- 732 Okunma
- 2 Yorum
- 0 Beğeni
TOPAL HÜSAMETTİN
İki koltuk değneğiyle gerçekten topaldı. Biz Topal Hüsamettin derdik. Ayakları dizlerinin olduğu yerden de pek bükülmüyordu galiba ki oturduğu zaman ayaklarını uzatır hatta kendisi uzanır vaziyette dururdu.
O zamanlar bir radyosu vardı. Ondan ajansları dinlermiş. Gülerek anlatırlardı, bir gece yarısı “Baba, kalk kalk Ali Butto’yu astılar” diye bağırarak babasının kapısına dayanmış. Zavallı adam uyku sersemliği ile “Neee, arılığı mı bastılar?” diye fırlamış yataktan.

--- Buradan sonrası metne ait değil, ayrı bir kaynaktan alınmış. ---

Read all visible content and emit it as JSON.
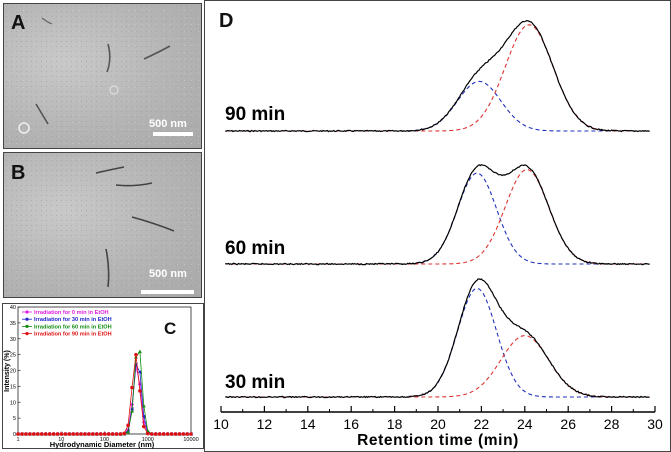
{
  "panels": {
    "a": {
      "letter": "A",
      "scale": "500 nm"
    },
    "b": {
      "letter": "B",
      "scale": "500 nm"
    },
    "c": {
      "letter": "C"
    },
    "d": {
      "letter": "D"
    }
  },
  "chart_data": [
    {
      "type": "scatter",
      "panel": "C",
      "xlabel": "Hydrodynamic Diameter (nm)",
      "ylabel": "Intensity (%)",
      "xscale": "log",
      "xlim": [
        1,
        10000
      ],
      "ylim": [
        0,
        40
      ],
      "yticks": [
        0,
        5,
        10,
        15,
        20,
        25,
        30,
        35,
        40
      ],
      "xticks": [
        1,
        10,
        100,
        1000,
        10000
      ],
      "xtick_labels": [
        "1",
        "10",
        "100",
        "1000",
        "10000"
      ],
      "legend_position": "top-left",
      "series": [
        {
          "name": "Irradiation for 0 min in EtOH",
          "color": "#e01ee0",
          "marker": "diamond",
          "peak_x": 560,
          "peak_y": 22
        },
        {
          "name": "Irradiation for 30 min in EtOH",
          "color": "#2222cc",
          "marker": "triangle-left",
          "peak_x": 580,
          "peak_y": 24
        },
        {
          "name": "Irradiation for 60 min in EtOH",
          "color": "#108a10",
          "marker": "triangle-up",
          "peak_x": 600,
          "peak_y": 29
        },
        {
          "name": "Irradiation for 90 min in EtOH",
          "color": "#dd1111",
          "marker": "circle",
          "peak_x": 530,
          "peak_y": 25
        }
      ]
    },
    {
      "type": "line",
      "panel": "D",
      "xlabel": "Retention time (min)",
      "ylabel": "",
      "xlim": [
        10,
        30
      ],
      "xticks": [
        10,
        12,
        14,
        16,
        18,
        20,
        22,
        24,
        26,
        28,
        30
      ],
      "traces": [
        {
          "label": "90 min",
          "fits": [
            {
              "center": 21.9,
              "height": 0.42,
              "width": 1.0,
              "color": "#2233bb"
            },
            {
              "center": 24.2,
              "height": 0.9,
              "width": 1.1,
              "color": "#e03333"
            }
          ]
        },
        {
          "label": "60 min",
          "fits": [
            {
              "center": 21.8,
              "height": 0.77,
              "width": 0.9,
              "color": "#2233bb"
            },
            {
              "center": 24.1,
              "height": 0.8,
              "width": 1.0,
              "color": "#e03333"
            }
          ]
        },
        {
          "label": "30 min",
          "fits": [
            {
              "center": 21.8,
              "height": 0.92,
              "width": 0.9,
              "color": "#2233bb"
            },
            {
              "center": 24.0,
              "height": 0.52,
              "width": 1.1,
              "color": "#e03333"
            }
          ]
        }
      ]
    }
  ]
}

Askerlik yapıp yapmadığını bilemem, ama nereden öğrenmişse iğne yapardı. Özel kutusunda bir şırınga takımı vardı. Çocuğu hasta olanlar onu çağırır, o hiç erinmez topal haliyle her yere giderdi. Bazen de hasta çocuğu onun ayağına getirirlerdi. Şırınga kutusundaki iğneyi büyük bir özenle gazocağında kaynatır, hazırlığını tamamladıktan sonra öyle zalım batırırdı ki iğneyi popomuza. Dayardı penisilini.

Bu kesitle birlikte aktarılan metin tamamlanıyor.